Selecting this option allows you to specify an S3 bucket. This bucket is then used as the destination where the deployment package is uploaded at the end of the pipeline, instead of being deployed to the production environment. Designated approvers can then retrieve the package from the S3 bucket and manually deploy it to the target environment.

Platform Log

For auditing purposes, you can view a log of the most recent actions taken by users of the platform.

Recent Actions

This tab contains a list of the recent actions, logged for the time period specified in the Log Settings tab. The following actions are logged:

Creating and editing user accounts
Creating and deleting apps
Creating app packages
Changing platform settings

You can use the Search field to search for a specific action by name.

Archived Actions

This tab contains a list of actions that were archived after the period specified in the Log Settings tab has expired. You can download the archive if required for auditing purposes.

Log Settings

You can select how long the actions are kept in the logs, in days. The minimum number of days is 1, and the maximum is 365.

Advanced Settings

In this section, you can adjust the advanced configuration settings of your Private Mendix Platform.

MxAdmin Settings

By default, the platform has a default system administrator account called MxAdmin. You can disable the account by setting the Disable MxAdmin toggle to Yes.
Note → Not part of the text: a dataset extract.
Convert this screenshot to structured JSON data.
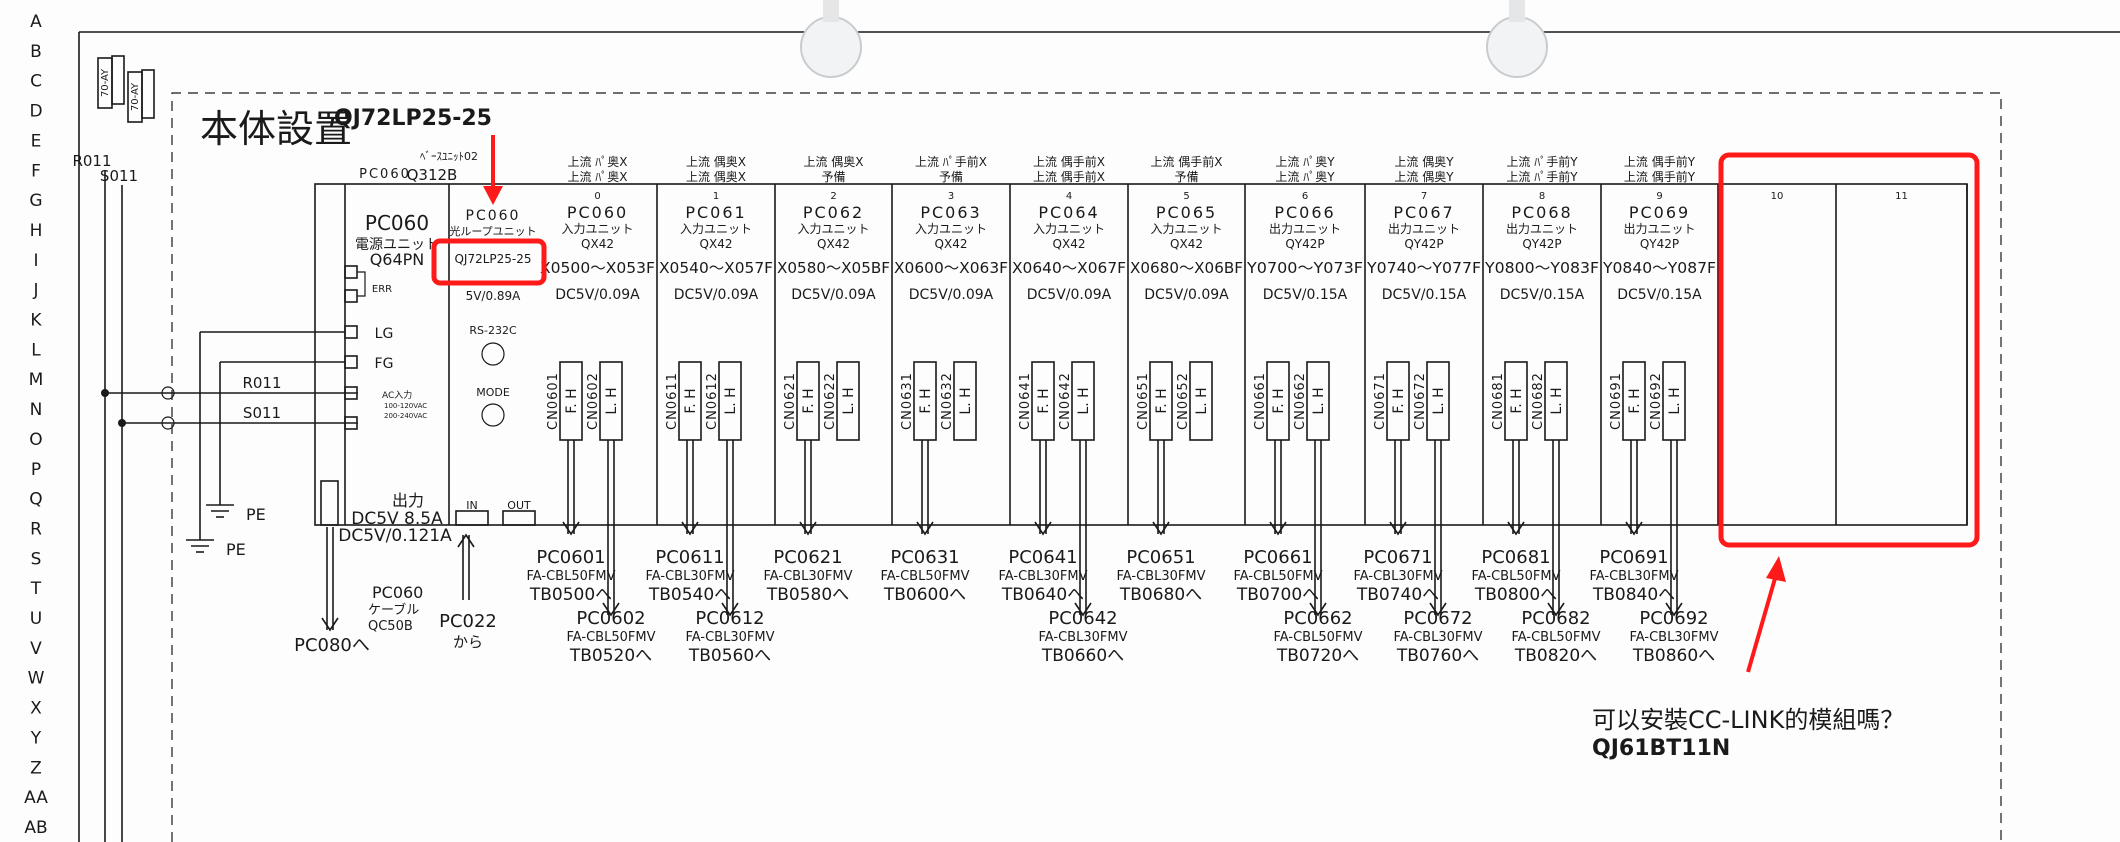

Ensure that you have at least one other user with the System Administrator role assigned before disabling MxAdmin.

MxAdmin Emails

To help ensure that any issues are promptly reported and resolved, you can specify one or more root email addressed that should be notified in case of system issues.

Scheduled Event

This tab shows a list of all the scheduled tasks and actions in the system, together with start time, end time, and status.